The “Better Together” fundraiser occurred in the middle of BIPOC Mental Health Awareness Month. “We wanted to unite music and therapy because music is such a healing avenue and gives us space and the room to evoke feelings,” Josephina said.
Among the performers was Brazilian-Norwegian jazz chanteuse Charlotte Dos Santos, powerhouse singer-songwriter Diana Gordon, and the soulful artist Liv.e. Rapper Sampa The Great sent a meditative musical love letter and performed her very fitting singles “Healing” and “Black Girl Magik.” Londoner Arlo Parks moved viewers with an acoustic performance of the track “Black Dog,” which explains being a support system for someone battling depression. After each set, the hosts engaged the artists in questions about mental health. Musicians expressed how therapy has intervened in crucial moments of their lives and that of their loved ones.
In addition to the musical highlights, BGM chatted with other members of their community including poet Aja Monet, spiritual podcaster Juju Bae, and more. The topics over the weekend ranged from ancestral healing to diversity in wellness. House of Aama co-founder Akua Shabaka also dialed in to talk about working with intention and seeking respite in nature.
“Many of the women featured at Better Together are like sisters to us,” Caldwell told NBGA. “We wanted it to feel like you’re in the living room with us and experiencing this conversation too.” Caldwell founded Black Girl Magik in 2015, with a goal of curating safe spaces for women of the African diaspora to bond and heal. That summer, a case of divine timing crossed her path with Josephina’s ahead of the first BGM meetup. Upon attending that inaugural event, Josephina found herself in awe. “I was literally blown away. It was incredibly emotional for me and for all the women who showed up.” From here, the pair’s mutual admiration brought them closer together.

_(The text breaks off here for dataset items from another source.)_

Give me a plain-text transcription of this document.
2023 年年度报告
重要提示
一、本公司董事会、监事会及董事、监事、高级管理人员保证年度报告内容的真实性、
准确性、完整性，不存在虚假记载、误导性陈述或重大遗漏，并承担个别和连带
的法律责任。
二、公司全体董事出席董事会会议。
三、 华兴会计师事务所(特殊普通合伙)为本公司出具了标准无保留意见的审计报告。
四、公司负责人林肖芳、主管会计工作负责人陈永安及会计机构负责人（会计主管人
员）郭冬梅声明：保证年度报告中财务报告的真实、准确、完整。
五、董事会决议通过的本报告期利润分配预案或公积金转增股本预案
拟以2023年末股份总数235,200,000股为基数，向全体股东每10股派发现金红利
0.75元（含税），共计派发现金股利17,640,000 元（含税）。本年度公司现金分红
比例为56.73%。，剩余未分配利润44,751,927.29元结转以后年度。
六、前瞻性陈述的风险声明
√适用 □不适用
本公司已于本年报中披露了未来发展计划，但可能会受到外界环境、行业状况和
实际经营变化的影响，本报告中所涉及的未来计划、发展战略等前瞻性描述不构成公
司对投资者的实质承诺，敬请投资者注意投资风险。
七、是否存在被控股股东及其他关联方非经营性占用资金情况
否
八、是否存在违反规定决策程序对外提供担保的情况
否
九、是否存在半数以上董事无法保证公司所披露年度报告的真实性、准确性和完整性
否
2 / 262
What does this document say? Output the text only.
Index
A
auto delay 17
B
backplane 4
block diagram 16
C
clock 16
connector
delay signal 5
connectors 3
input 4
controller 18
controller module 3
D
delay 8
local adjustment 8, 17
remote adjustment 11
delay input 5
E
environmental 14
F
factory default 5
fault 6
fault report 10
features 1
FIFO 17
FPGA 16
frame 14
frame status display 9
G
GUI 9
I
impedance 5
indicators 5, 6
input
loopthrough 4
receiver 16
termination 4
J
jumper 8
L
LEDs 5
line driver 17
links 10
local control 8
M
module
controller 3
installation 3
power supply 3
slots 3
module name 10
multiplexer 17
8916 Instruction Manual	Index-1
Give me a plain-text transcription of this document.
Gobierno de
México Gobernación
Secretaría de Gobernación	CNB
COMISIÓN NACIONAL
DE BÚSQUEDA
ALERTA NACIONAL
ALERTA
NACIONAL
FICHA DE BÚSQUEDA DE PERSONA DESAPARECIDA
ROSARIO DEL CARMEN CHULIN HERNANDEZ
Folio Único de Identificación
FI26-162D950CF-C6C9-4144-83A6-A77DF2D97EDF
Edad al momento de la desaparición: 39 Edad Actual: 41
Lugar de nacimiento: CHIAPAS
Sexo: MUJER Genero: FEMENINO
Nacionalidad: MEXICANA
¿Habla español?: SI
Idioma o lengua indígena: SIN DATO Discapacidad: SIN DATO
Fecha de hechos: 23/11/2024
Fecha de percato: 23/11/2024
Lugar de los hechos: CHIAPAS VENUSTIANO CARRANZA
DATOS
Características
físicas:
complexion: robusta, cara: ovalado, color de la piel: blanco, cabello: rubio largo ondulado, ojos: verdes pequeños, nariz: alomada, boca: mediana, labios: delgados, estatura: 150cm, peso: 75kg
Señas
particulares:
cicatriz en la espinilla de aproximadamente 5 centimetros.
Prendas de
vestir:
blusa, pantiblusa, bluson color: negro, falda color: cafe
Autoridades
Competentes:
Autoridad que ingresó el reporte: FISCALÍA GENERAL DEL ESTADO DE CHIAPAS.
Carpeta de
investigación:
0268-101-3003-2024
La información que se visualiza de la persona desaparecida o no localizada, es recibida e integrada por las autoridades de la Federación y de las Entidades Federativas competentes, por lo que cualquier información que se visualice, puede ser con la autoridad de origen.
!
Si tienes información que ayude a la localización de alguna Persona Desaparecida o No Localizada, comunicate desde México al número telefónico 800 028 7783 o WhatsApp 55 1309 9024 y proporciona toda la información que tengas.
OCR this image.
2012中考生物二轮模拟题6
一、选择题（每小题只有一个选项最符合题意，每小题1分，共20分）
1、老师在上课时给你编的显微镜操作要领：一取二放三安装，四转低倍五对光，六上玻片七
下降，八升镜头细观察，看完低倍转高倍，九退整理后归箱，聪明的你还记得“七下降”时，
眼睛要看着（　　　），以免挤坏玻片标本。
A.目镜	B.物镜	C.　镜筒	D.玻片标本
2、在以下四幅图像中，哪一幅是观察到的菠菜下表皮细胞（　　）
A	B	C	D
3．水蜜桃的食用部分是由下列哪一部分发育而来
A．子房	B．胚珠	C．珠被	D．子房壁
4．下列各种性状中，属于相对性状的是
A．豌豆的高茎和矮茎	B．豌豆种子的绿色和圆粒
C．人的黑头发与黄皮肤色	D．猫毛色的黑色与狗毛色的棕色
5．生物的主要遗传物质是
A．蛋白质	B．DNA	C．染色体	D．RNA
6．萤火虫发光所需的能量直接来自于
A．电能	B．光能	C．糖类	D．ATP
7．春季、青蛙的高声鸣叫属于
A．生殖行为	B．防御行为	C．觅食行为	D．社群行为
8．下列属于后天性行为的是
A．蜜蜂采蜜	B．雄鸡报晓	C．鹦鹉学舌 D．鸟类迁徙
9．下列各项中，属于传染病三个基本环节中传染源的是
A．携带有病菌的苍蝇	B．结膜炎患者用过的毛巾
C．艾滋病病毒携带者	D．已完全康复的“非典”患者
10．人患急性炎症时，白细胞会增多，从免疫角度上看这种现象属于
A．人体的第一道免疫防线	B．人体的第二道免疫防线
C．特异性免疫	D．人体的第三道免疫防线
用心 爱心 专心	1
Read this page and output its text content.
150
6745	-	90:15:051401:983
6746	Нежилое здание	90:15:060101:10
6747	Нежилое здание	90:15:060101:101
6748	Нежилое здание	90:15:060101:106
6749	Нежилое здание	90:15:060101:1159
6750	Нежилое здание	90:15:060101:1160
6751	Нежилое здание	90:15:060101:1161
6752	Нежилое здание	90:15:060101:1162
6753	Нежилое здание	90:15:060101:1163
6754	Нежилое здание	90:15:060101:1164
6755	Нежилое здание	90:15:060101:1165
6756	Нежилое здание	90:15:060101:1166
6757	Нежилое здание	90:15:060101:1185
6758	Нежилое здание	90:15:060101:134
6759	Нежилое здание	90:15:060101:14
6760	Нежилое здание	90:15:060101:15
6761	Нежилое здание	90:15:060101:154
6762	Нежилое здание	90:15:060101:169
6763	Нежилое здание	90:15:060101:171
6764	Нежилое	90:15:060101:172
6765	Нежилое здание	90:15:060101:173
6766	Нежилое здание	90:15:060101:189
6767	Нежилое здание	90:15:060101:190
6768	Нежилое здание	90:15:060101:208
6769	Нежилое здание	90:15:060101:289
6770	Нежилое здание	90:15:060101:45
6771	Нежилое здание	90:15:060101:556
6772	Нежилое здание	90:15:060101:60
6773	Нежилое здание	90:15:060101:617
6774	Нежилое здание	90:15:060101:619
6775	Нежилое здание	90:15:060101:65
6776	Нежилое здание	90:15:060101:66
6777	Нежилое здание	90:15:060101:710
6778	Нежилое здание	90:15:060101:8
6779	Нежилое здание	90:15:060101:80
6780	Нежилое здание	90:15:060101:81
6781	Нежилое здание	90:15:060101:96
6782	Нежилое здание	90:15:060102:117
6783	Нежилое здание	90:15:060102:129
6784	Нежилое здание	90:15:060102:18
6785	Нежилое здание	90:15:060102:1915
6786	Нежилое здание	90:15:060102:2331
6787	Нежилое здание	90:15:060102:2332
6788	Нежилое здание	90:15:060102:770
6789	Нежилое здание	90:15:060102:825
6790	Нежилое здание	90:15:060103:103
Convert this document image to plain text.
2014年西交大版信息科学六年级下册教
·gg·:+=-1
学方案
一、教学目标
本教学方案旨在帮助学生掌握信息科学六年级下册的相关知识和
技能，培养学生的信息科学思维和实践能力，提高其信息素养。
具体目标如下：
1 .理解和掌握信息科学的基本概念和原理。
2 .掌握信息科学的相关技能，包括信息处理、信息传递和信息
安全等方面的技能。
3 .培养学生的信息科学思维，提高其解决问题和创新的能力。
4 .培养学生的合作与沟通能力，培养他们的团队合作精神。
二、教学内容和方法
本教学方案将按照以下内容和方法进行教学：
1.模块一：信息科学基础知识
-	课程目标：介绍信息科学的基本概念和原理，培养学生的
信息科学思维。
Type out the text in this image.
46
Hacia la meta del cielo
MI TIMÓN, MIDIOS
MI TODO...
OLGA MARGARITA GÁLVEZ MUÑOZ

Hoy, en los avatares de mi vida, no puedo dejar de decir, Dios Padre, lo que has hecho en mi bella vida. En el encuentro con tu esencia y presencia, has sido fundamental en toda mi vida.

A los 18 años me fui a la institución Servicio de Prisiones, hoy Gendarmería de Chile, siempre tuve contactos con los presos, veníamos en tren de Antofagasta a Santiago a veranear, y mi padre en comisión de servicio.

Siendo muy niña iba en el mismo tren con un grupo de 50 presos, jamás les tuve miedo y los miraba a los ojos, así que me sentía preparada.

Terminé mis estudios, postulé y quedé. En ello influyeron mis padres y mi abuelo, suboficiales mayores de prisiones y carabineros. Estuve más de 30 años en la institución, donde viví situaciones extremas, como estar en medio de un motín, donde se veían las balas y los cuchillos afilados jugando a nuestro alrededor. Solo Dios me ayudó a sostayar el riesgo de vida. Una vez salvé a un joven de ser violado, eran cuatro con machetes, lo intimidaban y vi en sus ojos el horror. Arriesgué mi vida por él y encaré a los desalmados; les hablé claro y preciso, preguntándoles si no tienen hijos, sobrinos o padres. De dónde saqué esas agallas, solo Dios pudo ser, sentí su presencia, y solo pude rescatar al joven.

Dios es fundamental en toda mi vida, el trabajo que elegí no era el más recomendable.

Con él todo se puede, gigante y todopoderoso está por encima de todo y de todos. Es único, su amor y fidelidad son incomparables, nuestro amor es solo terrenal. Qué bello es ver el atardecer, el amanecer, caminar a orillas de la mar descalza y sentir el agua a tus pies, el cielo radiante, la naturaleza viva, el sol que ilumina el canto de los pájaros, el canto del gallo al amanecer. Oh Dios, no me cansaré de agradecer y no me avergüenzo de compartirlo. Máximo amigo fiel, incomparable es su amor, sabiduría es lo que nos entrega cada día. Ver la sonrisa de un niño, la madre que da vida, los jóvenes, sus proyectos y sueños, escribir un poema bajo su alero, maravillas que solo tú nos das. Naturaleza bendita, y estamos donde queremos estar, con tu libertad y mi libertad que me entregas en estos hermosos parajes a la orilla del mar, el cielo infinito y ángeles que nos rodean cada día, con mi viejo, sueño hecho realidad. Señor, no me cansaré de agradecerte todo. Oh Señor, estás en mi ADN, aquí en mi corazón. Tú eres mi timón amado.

During “Better Together,” BGM raised a total of $3200 and they were delighted while recapping the event. “Each moment impacted me and brought different perspectives to the space created digitally,” Caldwell said, to which Josephina agreed. “It was very important for us to be in communication with our own community of artists and practitioners who are black women [and] who ought to express their experience with their own healing journeys,” she told NBGA.
Caldwell and Josephina’s relationship sets a strong foundation for what’s cultivated throughout their healing network. At meetups, they hold space for others and participate in the collective healing that transpires. “One of the key parts of our meetups is opening up the room for women to voice their truth and tell their stories,” Josephina said. “As one woman tells her story, she’s also telling someone else’s story and evoking all these feelings. It’s a safe space to practice how to be in sisterhood with one another.”
BGM has hosted healing circles in Brooklyn, Austin, and Atlanta among other cities. As the community expands, the intimate bonds formed during these gatherings remain strong. “The women are often coming by themselves, but they’re almost always walking away with a sister,” Josephina shared.
A podcast is also in the works — so community members will soon be able to tap into BGM’s enlightening conversations from wherever they are.